My great grandfather moved from Sussex to London but having driven through the hamlet where he was born I understand why he later told a census officer he came from Steyning.
We were driving to Worthing and thought we’d like afternoon tea. A sign to Ashworth suggested possibilities but the first we found was a garden centre. The idea was a real tea shop so we drove on. A narrow road to begin with became almost a track before we found the school, a couple of houses and a sign to the church, but no tea shop.
A short distance on was a more important road, so we took that. Three miles on was Steyning. It has a mainly Y-shape, one road in and two roads out, with alleys and minor roads off. The road in was attractive enough but there was nowhere to park. We turned towards the church and as we did so noticed at least the second tea shop. Fortunately there was also a parking bay allowing one hour – plenty of time for tea.
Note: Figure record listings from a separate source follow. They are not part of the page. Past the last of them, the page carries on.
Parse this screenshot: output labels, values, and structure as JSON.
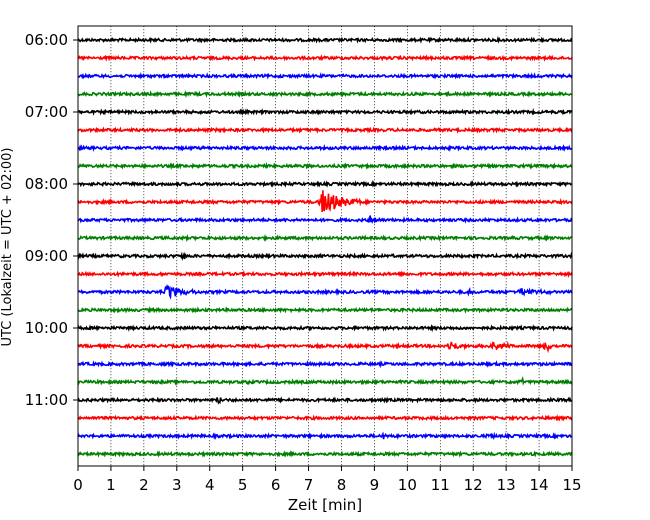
{
  "chart_data": {
    "type": "line",
    "subtype": "helicorder",
    "xlabel": "Zeit  [min]",
    "ylabel": "UTC (Lokalzeit = UTC + 02:00)",
    "xlim": [
      0,
      15
    ],
    "x_ticks": [
      "0",
      "1",
      "2",
      "3",
      "4",
      "5",
      "6",
      "7",
      "8",
      "9",
      "10",
      "11",
      "12",
      "13",
      "14",
      "15"
    ],
    "y_tick_labels": [
      "06:00",
      "07:00",
      "08:00",
      "09:00",
      "10:00",
      "11:00"
    ],
    "grid_x": true,
    "trace_interval_minutes": 15,
    "trace_colors": [
      "#000000",
      "#ff0000",
      "#0000ff",
      "#008000"
    ],
    "traces": [
      {
        "start": "06:00",
        "events": []
      },
      {
        "start": "06:15",
        "events": []
      },
      {
        "start": "06:30",
        "events": []
      },
      {
        "start": "06:45",
        "events": []
      },
      {
        "start": "07:00",
        "events": []
      },
      {
        "start": "07:15",
        "events": []
      },
      {
        "start": "07:30",
        "events": []
      },
      {
        "start": "07:45",
        "events": []
      },
      {
        "start": "08:00",
        "events": []
      },
      {
        "start": "08:15",
        "events": [
          {
            "t": 7.4,
            "amp": 1.0,
            "dur": 1.2
          }
        ]
      },
      {
        "start": "08:30",
        "events": [
          {
            "t": 8.9,
            "amp": 0.35,
            "dur": 0.3
          }
        ]
      },
      {
        "start": "08:45",
        "events": []
      },
      {
        "start": "09:00",
        "events": [
          {
            "t": 3.2,
            "amp": 0.35,
            "dur": 0.1
          },
          {
            "t": 1.4,
            "amp": 0.2,
            "dur": 0.1
          },
          {
            "t": 9.5,
            "amp": 0.2,
            "dur": 0.3
          }
        ]
      },
      {
        "start": "09:15",
        "events": []
      },
      {
        "start": "09:30",
        "events": [
          {
            "t": 2.7,
            "amp": 0.6,
            "dur": 0.9
          },
          {
            "t": 11.9,
            "amp": 0.25,
            "dur": 0.1
          },
          {
            "t": 13.4,
            "amp": 0.25,
            "dur": 1.2
          }
        ]
      },
      {
        "start": "09:45",
        "events": []
      },
      {
        "start": "10:00",
        "events": []
      },
      {
        "start": "10:15",
        "events": [
          {
            "t": 11.3,
            "amp": 0.45,
            "dur": 0.5
          },
          {
            "t": 12.6,
            "amp": 0.4,
            "dur": 0.6
          },
          {
            "t": 14.2,
            "amp": 0.45,
            "dur": 0.5
          }
        ]
      },
      {
        "start": "10:30",
        "events": []
      },
      {
        "start": "10:45",
        "events": [
          {
            "t": 5.2,
            "amp": 0.2,
            "dur": 0.1
          },
          {
            "t": 13.5,
            "amp": 0.2,
            "dur": 0.1
          }
        ]
      },
      {
        "start": "11:00",
        "events": [
          {
            "t": 4.3,
            "amp": 0.35,
            "dur": 0.1
          }
        ]
      },
      {
        "start": "11:15",
        "events": []
      },
      {
        "start": "11:30",
        "events": [
          {
            "t": 9.3,
            "amp": 0.3,
            "dur": 0.1
          },
          {
            "t": 12.5,
            "amp": 0.25,
            "dur": 0.3
          }
        ]
      },
      {
        "start": "11:45",
        "events": []
      }
    ]
  }
}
Or was it? The walk back meant passing the old grammar school, established in 1614. A delay for photographs, followed by more at the junction, then the tea shop. It fulfilled all we had hoped for: not only a range of teas (we chose Earl Grey) but also a variety of cakes. A special of the day was rhubarb scone with clotted cream and rhubarb jam. Who could resist? Not us certainly.
A few minutes to wait was well rewarded: warm scones that really lived up to the ‘large’ on the blackboard; enough rhubarb in them and a splendid jam beside. The tea came in a generous old fashioned teapot, of the kind that was repeated on shelves around the tea room. A delicious end to what had seemed a lost cause.
The temptation was to stay for the entire hour, but we resisted. Our reward was a walk past more splendid old buildings, still doing service as shops, banks, estate agents and most of the provision a small town needs. Everyone seemed busy but in no sense rushed.
We filled our hour and drove to the car park opposite the church. The church tower is impressive and promised an interesting interior. Opposite was a statue of the presumed Anglo-Saxon founder: Steyn perhaps. Unfortunately we had no time for further exploring but promised ourselves a return visit before very long.